Everest College is the biggest asset of one of the four largest for-profit educational conglomerates in the country.

It's in trouble with the Department of Education and is trying to sell 85 campuses. Yet, it's allowed to enroll new students. Why?

The Everest schools, with three campuses in North Texas and 92 more across the country, used to be a cash cow. They've been a cornerstone of Corinthian Colleges, one of the four biggest for-profit educational conglomerates in the country that enrolls 72,000 students nationwide and has taken in more than $1 billion a year in government student loans and grants.

Corinthian has been on the Department of Education, Department of Justice and seven states' radar for bogus recruiting, record-keeping and job placement practices for years. In 2010, News 8 discovered 288 fictitious jobs Everest submitted to the Texas Workforce Commission.

Last month, the Department of Education announced it was restricting parent company Corinthian's federal cash flow because of continuing problems. Corinthian said it would have to close. The government backed down and allowed it to stay open, so students already enrolled could finish their studies.

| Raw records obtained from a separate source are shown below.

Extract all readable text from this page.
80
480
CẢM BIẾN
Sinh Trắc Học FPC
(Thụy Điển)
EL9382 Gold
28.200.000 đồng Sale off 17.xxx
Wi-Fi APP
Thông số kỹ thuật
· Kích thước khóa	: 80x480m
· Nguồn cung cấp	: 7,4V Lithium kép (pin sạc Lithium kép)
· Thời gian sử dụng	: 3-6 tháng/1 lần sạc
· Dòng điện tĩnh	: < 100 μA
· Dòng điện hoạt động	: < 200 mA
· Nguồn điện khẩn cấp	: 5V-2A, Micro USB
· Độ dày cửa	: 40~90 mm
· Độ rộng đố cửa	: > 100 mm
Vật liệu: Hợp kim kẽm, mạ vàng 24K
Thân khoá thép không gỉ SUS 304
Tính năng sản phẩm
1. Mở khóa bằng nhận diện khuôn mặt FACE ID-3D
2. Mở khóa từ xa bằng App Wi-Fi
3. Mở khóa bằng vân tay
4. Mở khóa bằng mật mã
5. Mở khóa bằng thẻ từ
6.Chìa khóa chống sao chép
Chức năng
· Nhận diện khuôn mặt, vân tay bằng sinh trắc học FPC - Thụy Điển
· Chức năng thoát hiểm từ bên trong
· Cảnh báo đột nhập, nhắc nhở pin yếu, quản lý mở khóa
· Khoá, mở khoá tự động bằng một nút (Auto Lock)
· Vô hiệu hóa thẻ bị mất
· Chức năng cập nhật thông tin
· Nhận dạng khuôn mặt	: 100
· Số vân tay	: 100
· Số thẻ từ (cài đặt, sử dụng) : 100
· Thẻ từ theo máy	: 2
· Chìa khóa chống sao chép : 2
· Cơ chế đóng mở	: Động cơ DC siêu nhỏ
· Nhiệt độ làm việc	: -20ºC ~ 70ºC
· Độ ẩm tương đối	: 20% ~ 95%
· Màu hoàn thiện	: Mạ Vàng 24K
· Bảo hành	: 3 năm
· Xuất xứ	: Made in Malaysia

'I think there's concern by the Department of Justice, the Department of Education and the Obama administration that they're going to have a refugee crisis of students with no place to go,' said David Halperin, a Washington-based policy analyst. 'Because they let Corinthian get too big to fail. Now it's going to fail.'

A new report issued by the U.S. Senate Committee on Health, Education, Labor and Pensions has found that Corinthian's financial profile includes high executive salaries and questionable educational practices.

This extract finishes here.